北朝鮮の核保有に対応し、韓国も核兵器を保有すべきだという議論が活発に行われている。25日の国会の対政府質問で、鄭夢準(チョン・モンジュン)、鄭玉任(チョン・オクイム)議員は在韓米軍に戦術核兵器を再配置すべきだとし、趙舜衡(チョ・スンヒョン)、宋永仙(ソン・ヨンソン)議員は自主的に核兵器を開発すべきだと主張した。これと関連し、サモア大量破壊兵器(WMD)政策調整官は「韓国政府の公式要請がある場合、米政府は在韓米軍の戦術核兵器再配置に同意するはずだ」と発言し、注目を集めている。
北朝鮮が「核強国」であることを主張し、「核惨禍」などと脅威を与える発言を繰り返すなど、軍事的挑発の程度を高めている状況で、核保有の議論が出てくるのは自然な流れだ。しかし核兵器保有議論が無秩序に進行するのは望ましくない。結果的に私たちは、北朝鮮の非核化が達成されるまでは戦術核兵器を再配置すべきだという立場を支持する。

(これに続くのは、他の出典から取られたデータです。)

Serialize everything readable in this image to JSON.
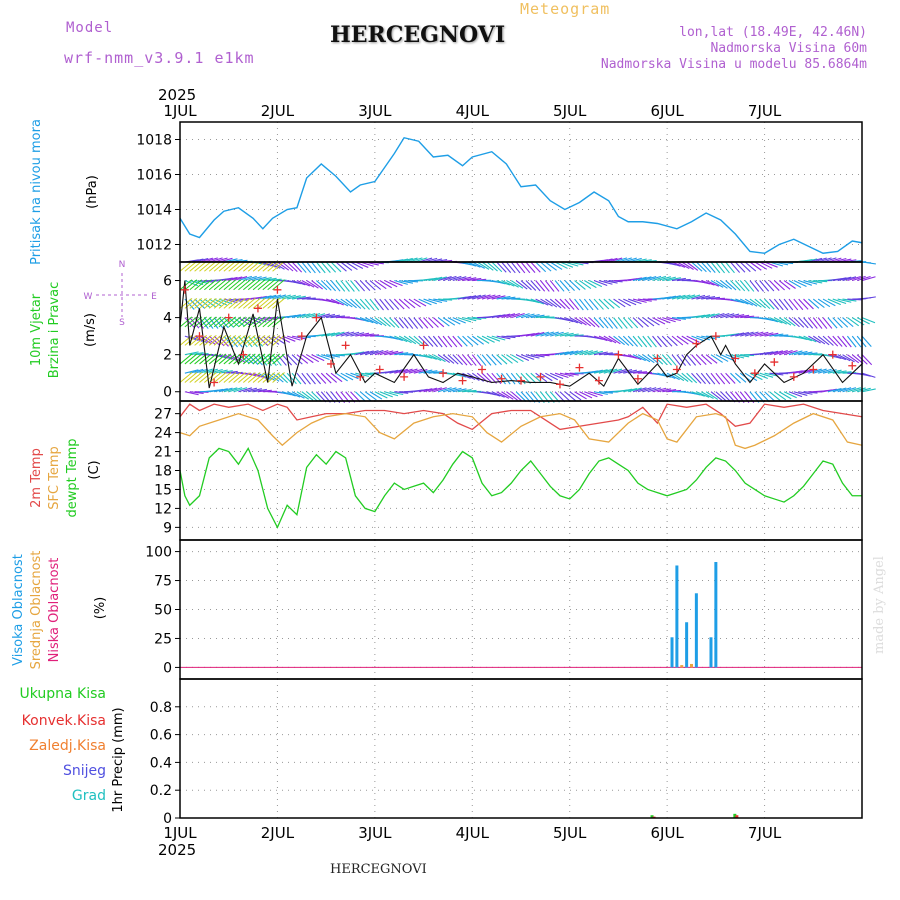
{
  "header": {
    "model_label": "Model",
    "model_name": "wrf-nmm_v3.9.1  e1km",
    "title": "HERCEGNOVI",
    "meteogram_label": "Meteogram",
    "coords": "lon,lat (18.49E, 42.46N)",
    "elevation": "Nadmorska Visina 60m",
    "model_elevation": "Nadmorska Visina u modelu 85.6864m"
  },
  "footer": {
    "station": "HERCEGNOVI",
    "credit": "made by Angel"
  },
  "colors": {
    "pressure": "#1e9ee6",
    "t2m": "#e24a4a",
    "sfc": "#e6a640",
    "dewpt": "#22cc22",
    "cloud_high": "#1e9ee6",
    "cloud_mid": "#e6a640",
    "cloud_low": "#e0207a",
    "wind_speed": "#111111",
    "gust": "#e63030",
    "model_label": "#b060d0",
    "meteogram_label": "#f0c060"
  },
  "chart_data": [
    {
      "type": "line",
      "panel": "pressure",
      "x_ticks": [
        "1JUL",
        "2JUL",
        "3JUL",
        "4JUL",
        "5JUL",
        "6JUL",
        "7JUL"
      ],
      "year_label": "2025",
      "ylabel": [
        "Pritisak na nivou mora",
        "(hPa)"
      ],
      "ylim": [
        1011,
        1019
      ],
      "y_ticks": [
        1012,
        1014,
        1016,
        1018
      ],
      "grid": true,
      "series": [
        {
          "name": "Pritisak na nivou mora",
          "x": [
            0,
            0.1,
            0.2,
            0.35,
            0.45,
            0.6,
            0.75,
            0.85,
            0.95,
            1.1,
            1.2,
            1.3,
            1.45,
            1.6,
            1.75,
            1.85,
            2.0,
            2.2,
            2.3,
            2.45,
            2.6,
            2.75,
            2.9,
            3.0,
            3.2,
            3.35,
            3.5,
            3.65,
            3.8,
            3.95,
            4.1,
            4.25,
            4.4,
            4.5,
            4.6,
            4.75,
            4.9,
            5.1,
            5.25,
            5.4,
            5.55,
            5.7,
            5.85,
            6.0,
            6.15,
            6.3,
            6.45,
            6.6,
            6.75,
            6.9,
            7.0
          ],
          "y": [
            1013.5,
            1012.6,
            1012.4,
            1013.4,
            1013.9,
            1014.1,
            1013.5,
            1012.9,
            1013.5,
            1014.0,
            1014.1,
            1015.8,
            1016.6,
            1015.9,
            1015.0,
            1015.4,
            1015.6,
            1017.2,
            1018.1,
            1017.9,
            1017.0,
            1017.1,
            1016.5,
            1017.0,
            1017.3,
            1016.6,
            1015.3,
            1015.4,
            1014.5,
            1014.0,
            1014.4,
            1015.0,
            1014.5,
            1013.6,
            1013.3,
            1013.3,
            1013.2,
            1012.9,
            1013.3,
            1013.8,
            1013.4,
            1012.6,
            1011.6,
            1011.5,
            1012.0,
            1012.3,
            1011.9,
            1011.5,
            1011.6,
            1012.2,
            1012.1
          ]
        }
      ]
    },
    {
      "type": "line",
      "panel": "wind",
      "ylabel": [
        "10m Vjetar",
        "Brzina i Pravac",
        "(m/s)"
      ],
      "compass": {
        "n": "N",
        "e": "E",
        "s": "S",
        "w": "W"
      },
      "ylim": [
        -0.5,
        7
      ],
      "y_ticks": [
        0,
        2,
        4,
        6
      ],
      "grid": true,
      "wind_levels": [
        0,
        1,
        2,
        3,
        4,
        5,
        6,
        7
      ],
      "series": [
        {
          "name": "10m wind speed",
          "x": [
            0,
            0.05,
            0.1,
            0.2,
            0.3,
            0.45,
            0.6,
            0.75,
            0.9,
            1.0,
            1.15,
            1.3,
            1.45,
            1.6,
            1.75,
            1.9,
            2.0,
            2.2,
            2.4,
            2.55,
            2.7,
            2.85,
            3.0,
            3.2,
            3.4,
            3.6,
            3.8,
            4.0,
            4.2,
            4.35,
            4.5,
            4.7,
            4.9,
            5.0,
            5.1,
            5.2,
            5.3,
            5.45,
            5.55,
            5.6,
            5.7,
            5.85,
            6.0,
            6.2,
            6.4,
            6.6,
            6.8,
            7.0
          ],
          "y": [
            3.5,
            6.0,
            2.5,
            4.5,
            0.2,
            3.5,
            1.5,
            4.2,
            0.5,
            5.0,
            0.3,
            3.0,
            4.0,
            1.0,
            2.0,
            0.5,
            1.0,
            0.5,
            2.0,
            0.8,
            0.5,
            1.0,
            0.8,
            0.5,
            0.6,
            0.5,
            0.5,
            0.3,
            1.0,
            0.3,
            1.8,
            0.4,
            1.5,
            0.8,
            1.0,
            2.0,
            2.5,
            3.0,
            2.0,
            2.5,
            1.5,
            0.5,
            1.5,
            0.5,
            1.0,
            2.0,
            0.5,
            1.5
          ]
        },
        {
          "name": "gust",
          "x": [
            0.05,
            0.2,
            0.35,
            0.5,
            0.65,
            0.8,
            1.0,
            1.25,
            1.4,
            1.55,
            1.7,
            1.85,
            2.05,
            2.3,
            2.5,
            2.7,
            2.9,
            3.1,
            3.3,
            3.5,
            3.7,
            3.9,
            4.1,
            4.3,
            4.5,
            4.7,
            4.9,
            5.1,
            5.3,
            5.5,
            5.7,
            5.9,
            6.1,
            6.3,
            6.5,
            6.7,
            6.9
          ],
          "y": [
            5.5,
            3.0,
            0.5,
            4.0,
            2.0,
            4.5,
            5.5,
            3.0,
            4.0,
            1.5,
            2.5,
            0.8,
            1.2,
            0.8,
            2.5,
            1.0,
            0.6,
            1.2,
            0.7,
            0.6,
            0.8,
            0.4,
            1.3,
            0.6,
            2.0,
            0.7,
            1.8,
            1.2,
            2.6,
            3.0,
            1.8,
            1.0,
            1.6,
            0.8,
            1.2,
            2.0,
            1.4
          ]
        }
      ]
    },
    {
      "type": "line",
      "panel": "temperature",
      "ylabel": [
        "2m Temp",
        "SFC Temp",
        "dewpt Temp",
        "(C)"
      ],
      "ylim": [
        7,
        29
      ],
      "y_ticks": [
        9,
        12,
        15,
        18,
        21,
        24,
        27
      ],
      "grid": true,
      "series": [
        {
          "name": "2m Temp",
          "x": [
            0,
            0.1,
            0.2,
            0.35,
            0.5,
            0.7,
            0.85,
            1.0,
            1.1,
            1.2,
            1.35,
            1.5,
            1.7,
            1.9,
            2.1,
            2.3,
            2.5,
            2.7,
            2.85,
            3.0,
            3.2,
            3.4,
            3.6,
            3.75,
            3.9,
            4.1,
            4.3,
            4.5,
            4.6,
            4.75,
            4.9,
            5.0,
            5.2,
            5.4,
            5.55,
            5.7,
            5.85,
            6.0,
            6.2,
            6.4,
            6.6,
            6.8,
            7.0
          ],
          "y": [
            26.5,
            28.5,
            27.5,
            28.5,
            28.0,
            28.5,
            27.5,
            28.5,
            28.0,
            26.0,
            26.5,
            27.0,
            27.0,
            27.5,
            27.5,
            27.0,
            27.5,
            27.0,
            25.5,
            24.5,
            27.0,
            27.5,
            27.5,
            26.0,
            24.5,
            25.0,
            25.5,
            26.0,
            26.5,
            28.0,
            25.5,
            28.5,
            28.0,
            28.5,
            27.0,
            25.0,
            25.5,
            28.5,
            28.0,
            28.5,
            27.5,
            27.0,
            26.5
          ]
        },
        {
          "name": "SFC Temp",
          "x": [
            0,
            0.1,
            0.2,
            0.4,
            0.6,
            0.8,
            0.95,
            1.05,
            1.2,
            1.35,
            1.5,
            1.7,
            1.9,
            2.05,
            2.2,
            2.4,
            2.6,
            2.8,
            3.0,
            3.15,
            3.3,
            3.5,
            3.7,
            3.9,
            4.05,
            4.2,
            4.4,
            4.6,
            4.75,
            4.9,
            5.0,
            5.1,
            5.3,
            5.5,
            5.6,
            5.7,
            5.8,
            5.9,
            6.1,
            6.3,
            6.5,
            6.7,
            6.85,
            7.0
          ],
          "y": [
            24.0,
            23.5,
            25.0,
            26.0,
            27.0,
            26.0,
            23.5,
            22.0,
            24.0,
            25.5,
            26.5,
            27.0,
            26.5,
            24.0,
            23.0,
            25.5,
            26.5,
            27.0,
            26.5,
            24.0,
            22.5,
            25.0,
            26.5,
            27.0,
            26.0,
            23.0,
            22.5,
            25.5,
            27.0,
            26.0,
            23.0,
            22.5,
            26.5,
            27.0,
            26.5,
            22.0,
            21.5,
            22.0,
            23.5,
            25.5,
            27.0,
            26.0,
            22.5,
            22.0
          ]
        },
        {
          "name": "dewpt Temp",
          "x": [
            0,
            0.05,
            0.1,
            0.2,
            0.3,
            0.4,
            0.5,
            0.6,
            0.7,
            0.8,
            0.9,
            1.0,
            1.1,
            1.2,
            1.3,
            1.4,
            1.5,
            1.6,
            1.7,
            1.8,
            1.9,
            2.0,
            2.1,
            2.2,
            2.3,
            2.4,
            2.5,
            2.6,
            2.7,
            2.8,
            2.9,
            3.0,
            3.1,
            3.2,
            3.3,
            3.4,
            3.5,
            3.6,
            3.7,
            3.8,
            3.9,
            4.0,
            4.1,
            4.2,
            4.3,
            4.4,
            4.5,
            4.6,
            4.7,
            4.8,
            4.9,
            5.0,
            5.1,
            5.2,
            5.3,
            5.4,
            5.5,
            5.6,
            5.7,
            5.8,
            5.9,
            6.0,
            6.1,
            6.2,
            6.3,
            6.4,
            6.5,
            6.6,
            6.7,
            6.8,
            6.9,
            7.0
          ],
          "y": [
            18.0,
            14.0,
            12.5,
            14.0,
            20.0,
            21.5,
            21.0,
            19.0,
            21.5,
            18.0,
            12.0,
            9.0,
            12.5,
            11.0,
            18.5,
            20.5,
            19.0,
            21.0,
            20.0,
            14.0,
            12.0,
            11.5,
            14.0,
            16.0,
            15.0,
            15.5,
            16.0,
            14.5,
            16.5,
            19.0,
            21.0,
            20.0,
            16.0,
            14.0,
            14.5,
            16.0,
            18.0,
            19.5,
            17.5,
            15.5,
            14.0,
            13.5,
            15.0,
            17.5,
            19.5,
            20.0,
            19.0,
            18.0,
            16.0,
            15.0,
            14.5,
            14.0,
            14.5,
            15.0,
            16.5,
            18.5,
            20.0,
            19.5,
            18.0,
            16.0,
            15.0,
            14.0,
            13.5,
            13.0,
            14.0,
            15.5,
            17.5,
            19.5,
            19.0,
            16.0,
            14.0,
            14.0
          ]
        }
      ]
    },
    {
      "type": "bar",
      "panel": "cloud",
      "ylabel": [
        "Visoka Oblacnost",
        "Srednja Oblacnost",
        "Niska Oblacnost",
        "(%)"
      ],
      "ylim": [
        -10,
        110
      ],
      "y_ticks": [
        0,
        25,
        50,
        75,
        100
      ],
      "grid": true,
      "series": [
        {
          "name": "Visoka Oblacnost",
          "x": [
            5.05,
            5.1,
            5.2,
            5.3,
            5.45,
            5.5
          ],
          "values": [
            26,
            88,
            39,
            64,
            26,
            91
          ]
        },
        {
          "name": "Srednja Oblacnost",
          "x": [
            5.15,
            5.25
          ],
          "values": [
            2,
            3
          ]
        },
        {
          "name": "Niska Oblacnost",
          "x": [],
          "values": []
        }
      ]
    },
    {
      "type": "bar",
      "panel": "precip",
      "ylabel": [
        "1hr Precip (mm)"
      ],
      "legend": [
        "Ukupna Kisa",
        "Konvek.Kisa",
        "Zaledj.Kisa",
        "Snijeg",
        "Grad"
      ],
      "ylim": [
        0,
        1.0
      ],
      "y_ticks": [
        0,
        0.2,
        0.4,
        0.6,
        0.8
      ],
      "grid": true,
      "series": [
        {
          "name": "Ukupna Kisa",
          "x": [
            4.85,
            5.7
          ],
          "values": [
            0.02,
            0.03
          ]
        },
        {
          "name": "Konvek.Kisa",
          "x": [
            4.85,
            5.7
          ],
          "values": [
            0.01,
            0.02
          ]
        }
      ]
    }
  ]
}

北朝鮮の金英春(キム・ヨンチュン)人民武力部長は先月、ゲーツ米国防長官に送った書簡で、「このままだと韓半島に核惨禍が起こる」と伝えた。核問題解決のために朝米が会って対話すべきだという点を強調するためだとしても、北朝鮮の核戦争脅威はこれが初めてではない。特に二度の核実験後からは緊張が高まる度に「核戦争」に言及してきた。
北朝鮮が本当に核戦争を起こすかどうかは分からない。その瞬間、北朝鮮は地図上から消える危険を覚悟しなければならないからだ。しかし最小限の核脅威を通して自国の要求を南側に強要しようとする意思があるのは明らかだ。「屈従による平和」を南側が受け入れろということだ。27日に北朝鮮が対北朝鮮ビラ散布などを問題にし、臨津閣(イムジンガク)攻撃に言及したのも同じ脈絡だ。こうした不純な意図を根元から封鎖するには韓国の核保有は避けられない選択だ。
そうだとしても、私たちがいわゆる「核主権論」を出しながら、核兵器を独自開発しようという主張は無責任だ。いくつかの強大国の核兵器保有だけを認める国際的な核非拡散体制は確固たる現実だ。一部で不公平な体制だという批判があるが、無分別な核拡散を抑制するためには避けられないという点を世界のほとんどすべての国が認めている。代表的な通常国家の韓国の立場でこうした現実を否定しながら核開発に乗り出すのは、得よりも損失が大きい。核開発に向かう瞬間、北朝鮮やイランのように各種制裁にぶつかることになる。
金滉植(キム・ファンシク)国務総理や金寛鎮(キム・グァンジン)国防長官は在韓米軍の戦術核再配置を要求する計画はないと明らかにした。しかし政府の立場を全面的に見直す必要がある。6カ国協議など北朝鮮の非核化のための外交努力は推進力が弱まった状態だ。特に北朝鮮は最終的に核保有国の地位を得ようとしていると疑われている。北朝鮮の核脅威を実質的に抑制し、非核化を強制する手段が切実だ。ちょうど米当局者の立場表明があるだけに、在韓米軍の核兵器再配置を政府が米国に公式要請しなければならない。